OK, so it was about two sisters at bedtime in their grandmother’s house. But I didn’t take it as a good sign. Enter piece #2, a fictionalized version of my boyfriend trying to teach me to drive a stick-shift car. I hoped maybe the non-fiction foundation would make it more interesting. “There’s not enough conflict here,” said pretty much everyone in the workshop. And on, and on.
In my mid-twenties, I worked with an Episcopal priest who was only a few months older than I was. She asked me once, “What do you think of when I say the word conflict?” And without thinking, I cringed. She shook her head. “OK, there. That’s the problem. Conflict can be good. It can teach you. Why do you avoid it?”
“Because it sucks?” I answered.
My fiction doesn’t have enough conflict, because I don’t want anything bad happening to my characters. Truth is, I don’t want anything bad to happen to me, either. But the “bad” stuff that happens to us is the meat and potatoes of life. I don’t want to tempt fate, here, but I know it to be true. When my mom died, I didn’t want to keep living in a world that didn’t have her in it. I didn’t want to get out of bed. I didn’t want to go to work. When I did go to work, I didn’t want to do anything. What was the point? But my dad, and my meditation teacher, and my coworkers, and my friends, at different times and in different ways, kicked me in the ass and got me moving again. I had an hour-long commute, and I cried through every minute of it. I lived alone with a cat in a townhouse, and I cried a lot there, too. And I took my little red wagon of grief wherever I went.
But I went. I’ve said this before, but it’s still a great idea. What doesn’t kill you doesn’t make you stronger, it just doesn’t kill you. And you have to believe, or at least hope, that that is enough. And I kept moving, kept going, dragged myself out of bed day after day. And eventually, I did feel stronger. Because there wasn’t anything that could happen at work, for instance, that was harder than what I’d already been through. I joined a public speaking group at work, and I was never nervous about getting up in front of people and talking, because hell, what could they do to me? I took a graduate English class at George Mason because, well hell, what could happen?
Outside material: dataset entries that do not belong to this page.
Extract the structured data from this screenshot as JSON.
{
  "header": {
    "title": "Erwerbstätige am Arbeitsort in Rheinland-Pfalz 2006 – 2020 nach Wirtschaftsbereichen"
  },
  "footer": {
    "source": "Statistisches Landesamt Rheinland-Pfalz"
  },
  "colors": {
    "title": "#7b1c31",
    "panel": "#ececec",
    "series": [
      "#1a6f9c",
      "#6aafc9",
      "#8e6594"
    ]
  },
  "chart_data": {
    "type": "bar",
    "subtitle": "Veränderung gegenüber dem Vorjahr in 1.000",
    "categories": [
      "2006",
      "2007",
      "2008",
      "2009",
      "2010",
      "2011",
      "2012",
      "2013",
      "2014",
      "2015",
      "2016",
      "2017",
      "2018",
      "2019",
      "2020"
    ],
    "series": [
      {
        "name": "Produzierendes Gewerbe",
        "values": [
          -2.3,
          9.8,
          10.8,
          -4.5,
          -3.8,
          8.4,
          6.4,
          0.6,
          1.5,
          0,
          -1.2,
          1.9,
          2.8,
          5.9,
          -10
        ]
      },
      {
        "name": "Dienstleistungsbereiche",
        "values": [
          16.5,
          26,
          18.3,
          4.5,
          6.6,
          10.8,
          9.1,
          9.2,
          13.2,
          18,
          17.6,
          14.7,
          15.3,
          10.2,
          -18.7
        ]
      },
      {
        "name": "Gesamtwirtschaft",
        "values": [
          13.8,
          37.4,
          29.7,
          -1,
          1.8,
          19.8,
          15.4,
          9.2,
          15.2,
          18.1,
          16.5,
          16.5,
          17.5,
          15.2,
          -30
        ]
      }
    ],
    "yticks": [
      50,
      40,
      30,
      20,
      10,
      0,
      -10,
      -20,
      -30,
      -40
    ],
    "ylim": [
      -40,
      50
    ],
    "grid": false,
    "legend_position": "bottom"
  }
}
The worst had already happened, and here I was.
At one point when I was still unable to leave my house, my meditation teacher said to me, “If you saw someone who had been beaten to a pulp lying on the floor, you wouldn’t blame them one bit if they just kept lying there, would you?” No, of course not. “But,” she said, “What would you think — what would you feel — if that person got up?” And my brain went back to the opening sequence from the movie The Matrix, when Trinity is running from the bad guys and tumbles down a flight of stairs and is lying there, looking up, and says, “Get up, Trinity. Get up, Trinity. Get. Up.” — I knew she was talking to me.
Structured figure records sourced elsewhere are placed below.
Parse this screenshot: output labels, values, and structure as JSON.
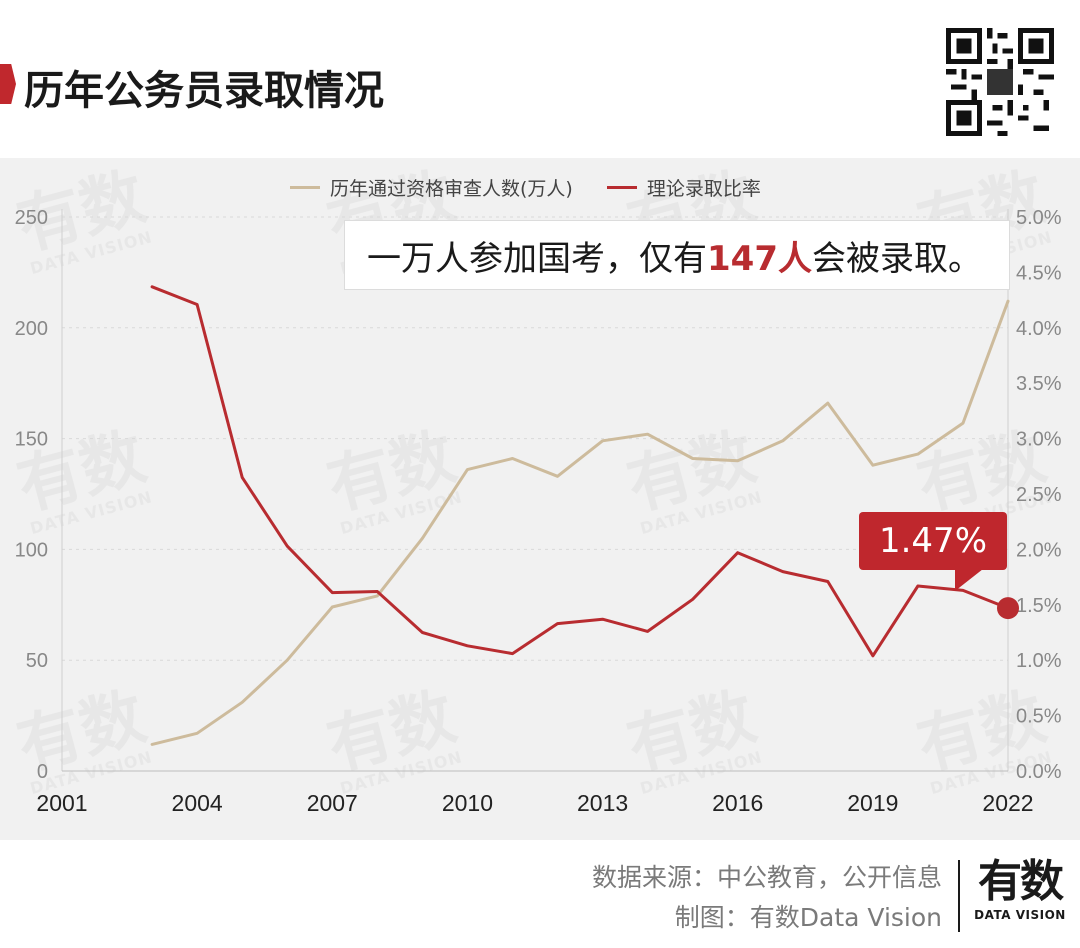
{
  "title": "历年公务员录取情况",
  "callout": {
    "prefix": "一万人参加国考，仅有",
    "highlight": "147人",
    "suffix": "会被录取。"
  },
  "badge": "1.47%",
  "source_line": "数据来源：中公教育，公开信息",
  "credit_line": "制图：有数Data Vision",
  "brand": {
    "cn": "有数",
    "en": "DATA VISION"
  },
  "watermark": {
    "cn": "有数",
    "en": "DATA VISION"
  },
  "colors": {
    "applicants": "#cdbb9c",
    "rate": "#b82c30",
    "badge": "#bf272d",
    "background": "#f1f1f1"
  },
  "chart_data": {
    "type": "line",
    "x": [
      2003,
      2004,
      2005,
      2006,
      2007,
      2008,
      2009,
      2010,
      2011,
      2012,
      2013,
      2014,
      2015,
      2016,
      2017,
      2018,
      2019,
      2020,
      2021,
      2022
    ],
    "x_ticks": [
      "2001",
      "2004",
      "2007",
      "2010",
      "2013",
      "2016",
      "2019",
      "2022"
    ],
    "xlim": [
      2001,
      2022
    ],
    "series": [
      {
        "name": "历年通过资格审查人数(万人)",
        "axis": "left",
        "values": [
          12,
          17,
          31,
          50,
          74,
          79,
          105,
          136,
          141,
          133,
          149,
          152,
          141,
          140,
          149,
          166,
          138,
          143,
          157,
          212
        ]
      },
      {
        "name": "理论录取比率",
        "axis": "right",
        "values": [
          0.0437,
          0.0421,
          0.0265,
          0.0203,
          0.0161,
          0.0162,
          0.0125,
          0.0113,
          0.0106,
          0.0133,
          0.0137,
          0.0126,
          0.0155,
          0.0197,
          0.018,
          0.0171,
          0.0104,
          0.0167,
          0.0163,
          0.0147
        ]
      }
    ],
    "y_left": {
      "ticks": [
        "0",
        "50",
        "100",
        "150",
        "200",
        "250"
      ],
      "ylim": [
        0,
        250
      ]
    },
    "y_right": {
      "ticks": [
        "0.0%",
        "0.5%",
        "1.0%",
        "1.5%",
        "2.0%",
        "2.5%",
        "3.0%",
        "3.5%",
        "4.0%",
        "4.5%",
        "5.0%"
      ],
      "ylim": [
        0,
        0.05
      ]
    },
    "grid": true,
    "legend": "top-center"
  }
}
It turns out, I come by this aversion to conflict honestly. I learned it at home. When my dad died, my dear friend Cindy rescued a manuscript of a short story he had written decades ago, when I was only eleven or twelve. I only just read it a few weeks ago. It’s not a great story. It could be the outline of a much longer and more interesting work. But reading it gave me a great insight into my relationship with my dad, and how alike we really were. Like in most of my fiction, his characters were likeable, the dialog was interesting, but nothing happens. I mean, stuff happens. But there’s no conflict, no difficulty that the main character has to face, no growth, no change in him. Aha. I see a pattern here.
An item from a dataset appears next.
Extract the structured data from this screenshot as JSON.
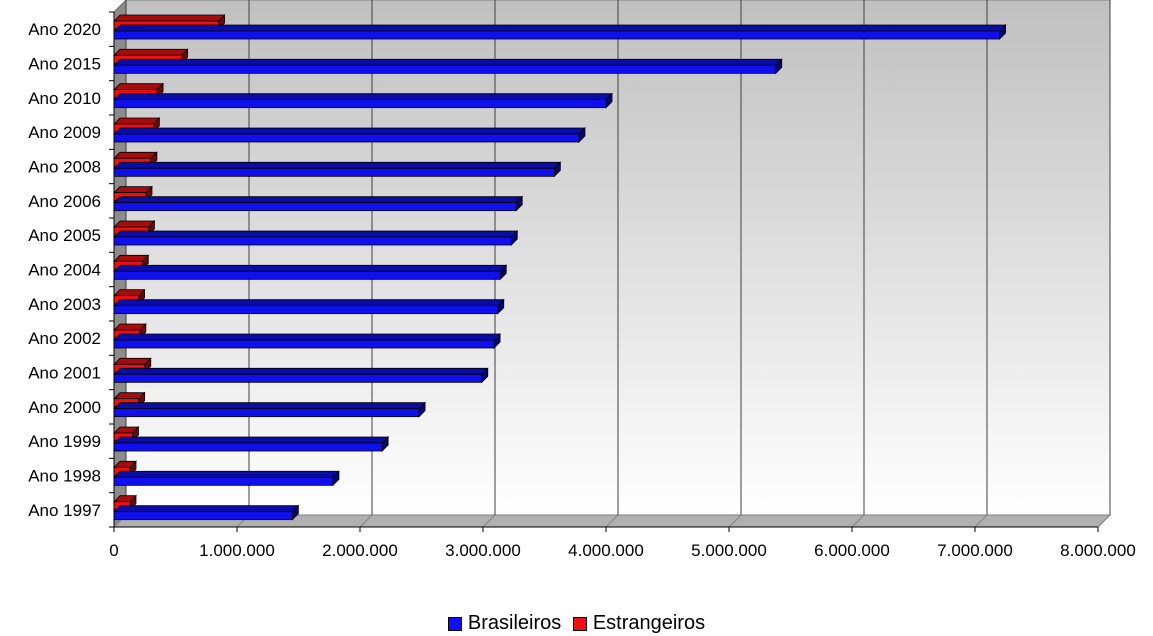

My dad and I did the same thing with each other my whole life. We tried so hard to protect each other (and ourselves) from conflict that we never grew past a superficial understanding of each other. We knew some things — favorite foods and movies, sense of humor, etc. But we never got underneath that, because we didn’t let ourselves engage in real, healthy conflict. Oh, we fought. We definitely fought. But it wasn’t like a real battle, more like two walls banging into each other. Somehow, miraculously, maybe because of Mom’s death, or maybe because of all the help I got afterward, but eventually, I learned about conflict. I’d say conflict is one of the better aspects of my marriage with Brian. We argue, yes, but we really engage, and nine times out of ten, we learn something we didn’t know about each other — or ourselves. We resolve the conflict and actually grow as a partnership. I love that about us. But it isn’t easy, and it isn’t convenient. It’s hard work.
So now I need to create a story with a hero who suffers, and I’m balking. I still don’t want anything to happen to this guy. I like him. But I also want him to grow. I want him to change. I want him to learn something about himself and human nature that he didn’t know before. And it occurs to me that I know the answer now to my meditation teacher’s question from years ago. What would I feel if someone bloodied and beaten, lying on the floor, showed the gumption to finally get up? Hope.